Es fundamental mantener una adecuada hidratación a lo largo del día para luego no beber grandes cantidades de agua justo antes de acostarse o durante la cena, dado que esto suele provocar despertares nocturnos. La clave está en distribuir el consumo de líquidos para evitar el exceso en momentos cercanos al descanso nocturno.

Asimismo, es recomendable no llegar a la noche con hambre acumulada, ya que en verano suele ser común saltarse comidas o alimentarse de forma irregular debido al calor, lo que hace que la cena se convierta en una comida demasiado abundante. El consejo es repartir la ingesta diaria para no concentrar el apetito solo al caer la noche.

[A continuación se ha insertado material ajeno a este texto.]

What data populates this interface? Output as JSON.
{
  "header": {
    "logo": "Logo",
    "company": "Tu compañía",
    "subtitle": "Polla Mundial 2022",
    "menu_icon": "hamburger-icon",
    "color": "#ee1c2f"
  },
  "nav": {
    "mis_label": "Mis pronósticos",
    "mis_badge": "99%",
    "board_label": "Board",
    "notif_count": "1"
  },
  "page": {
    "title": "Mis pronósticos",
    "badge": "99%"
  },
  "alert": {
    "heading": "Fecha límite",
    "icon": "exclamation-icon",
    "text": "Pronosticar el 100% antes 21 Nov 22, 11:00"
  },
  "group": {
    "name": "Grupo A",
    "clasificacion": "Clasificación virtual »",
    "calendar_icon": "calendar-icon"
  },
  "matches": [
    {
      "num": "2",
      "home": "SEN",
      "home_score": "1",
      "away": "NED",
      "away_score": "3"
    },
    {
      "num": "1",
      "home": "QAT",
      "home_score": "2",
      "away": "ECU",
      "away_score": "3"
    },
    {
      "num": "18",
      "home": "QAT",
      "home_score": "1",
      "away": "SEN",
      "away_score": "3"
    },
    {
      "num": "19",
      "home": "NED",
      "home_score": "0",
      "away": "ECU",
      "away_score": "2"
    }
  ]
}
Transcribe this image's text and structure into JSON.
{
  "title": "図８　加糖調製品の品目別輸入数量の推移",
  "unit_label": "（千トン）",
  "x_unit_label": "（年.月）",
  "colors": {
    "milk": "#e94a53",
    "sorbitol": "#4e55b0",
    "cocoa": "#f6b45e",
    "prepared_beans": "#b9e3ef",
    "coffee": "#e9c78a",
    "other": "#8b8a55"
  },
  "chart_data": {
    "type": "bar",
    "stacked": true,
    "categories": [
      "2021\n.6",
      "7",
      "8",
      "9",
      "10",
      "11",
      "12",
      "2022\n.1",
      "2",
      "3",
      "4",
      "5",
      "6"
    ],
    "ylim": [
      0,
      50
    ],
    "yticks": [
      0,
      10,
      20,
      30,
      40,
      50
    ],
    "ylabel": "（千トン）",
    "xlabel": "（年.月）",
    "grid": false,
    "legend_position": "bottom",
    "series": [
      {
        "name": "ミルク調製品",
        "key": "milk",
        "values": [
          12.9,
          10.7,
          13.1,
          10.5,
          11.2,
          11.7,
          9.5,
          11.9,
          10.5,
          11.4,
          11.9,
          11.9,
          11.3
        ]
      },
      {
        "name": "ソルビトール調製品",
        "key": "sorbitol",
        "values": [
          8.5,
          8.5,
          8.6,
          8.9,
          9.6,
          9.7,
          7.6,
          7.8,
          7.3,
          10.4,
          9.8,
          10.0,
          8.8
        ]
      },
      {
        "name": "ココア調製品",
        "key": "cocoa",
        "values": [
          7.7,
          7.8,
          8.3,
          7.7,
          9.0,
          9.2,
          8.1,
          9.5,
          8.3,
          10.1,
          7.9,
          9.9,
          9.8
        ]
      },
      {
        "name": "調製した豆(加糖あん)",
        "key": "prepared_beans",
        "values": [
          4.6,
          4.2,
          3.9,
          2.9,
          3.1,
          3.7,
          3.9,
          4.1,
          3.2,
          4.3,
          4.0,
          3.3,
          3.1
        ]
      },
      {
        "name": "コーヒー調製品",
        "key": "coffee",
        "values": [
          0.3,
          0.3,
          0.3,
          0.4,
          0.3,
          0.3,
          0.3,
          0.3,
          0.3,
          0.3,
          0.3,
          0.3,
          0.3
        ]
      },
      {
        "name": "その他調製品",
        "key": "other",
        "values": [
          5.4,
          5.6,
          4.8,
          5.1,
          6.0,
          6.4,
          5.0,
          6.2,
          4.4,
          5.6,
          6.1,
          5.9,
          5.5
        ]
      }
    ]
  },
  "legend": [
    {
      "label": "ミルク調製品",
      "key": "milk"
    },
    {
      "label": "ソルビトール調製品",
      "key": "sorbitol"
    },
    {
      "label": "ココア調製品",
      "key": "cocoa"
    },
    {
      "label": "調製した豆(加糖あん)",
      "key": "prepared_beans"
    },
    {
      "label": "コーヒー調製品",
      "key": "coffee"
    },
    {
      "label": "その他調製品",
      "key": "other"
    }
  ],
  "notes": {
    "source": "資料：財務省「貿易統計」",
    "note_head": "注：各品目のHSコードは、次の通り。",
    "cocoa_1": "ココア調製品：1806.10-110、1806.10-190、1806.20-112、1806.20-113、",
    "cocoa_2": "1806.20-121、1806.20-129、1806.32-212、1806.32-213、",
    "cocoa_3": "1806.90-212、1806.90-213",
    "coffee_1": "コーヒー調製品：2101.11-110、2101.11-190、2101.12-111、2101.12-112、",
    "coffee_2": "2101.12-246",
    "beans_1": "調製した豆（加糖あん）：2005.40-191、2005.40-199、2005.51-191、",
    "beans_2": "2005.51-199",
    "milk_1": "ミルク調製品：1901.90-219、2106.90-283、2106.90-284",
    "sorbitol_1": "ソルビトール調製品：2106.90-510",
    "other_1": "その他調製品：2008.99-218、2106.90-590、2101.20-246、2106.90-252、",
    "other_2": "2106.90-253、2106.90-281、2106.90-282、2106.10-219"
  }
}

También es importante moderar el consumo de sal. Alimentos como embutidos, snacks salados, quesos curados, conservas o platos preparados incrementan la sensación de sed, dificultando un sueño sin interrupciones. Por ello, es preferible elegir productos frescos y usar aliños suaves que no sobrecarguen el organismo.

Consideraciones para la población mayor

En las personas mayores, esta planificación cobra aún más relevancia. Con la edad, el sueño suele volverse más ligero y la sensación de sed puede disminuir, lo que aumenta el riesgo de una hidratación insuficiente durante el día. "En las personas mayores, dormir mal durante varios días se traduce en más cansancio, peor equilibrio, irritabilidad o menor capacidad para mantener sus rutinas", señala Miriam Piqueras, directora médica de Sanitas Mayores.

Ante esta situación, es esencial proporcionarles una cena tranquila, agradable y adaptada a sus gustos para mantener la sensación de normalidad. Los expertos de Sanitas recalcan que pequeños ajustes en los hábitos nocturnos y en la dieta pueden mejorar el descanso sin necesidad de recurrir desde el inicio a tratamientos farmacológicos.

Además, se aconseja evitar la ingesta de estimulantes y alcohol en la tarde y noche, ya que sustancias como la cafeína o el alcohol alteran la calidad del sueño. El alcohol, aunque puede causar somnolencia al principio, favorece un descanso fragmentado y aumenta la deshidratación.

En definitiva, una noche de descanso complicado por el calor puede ser algo puntual, pero si los despertares se mantienen durante varios días, es recomendable consultar con un especialista, presencialmente o mediante videoconsulta, para revisar y ajustar los hábitos y así mejorar el sueño de manera natural.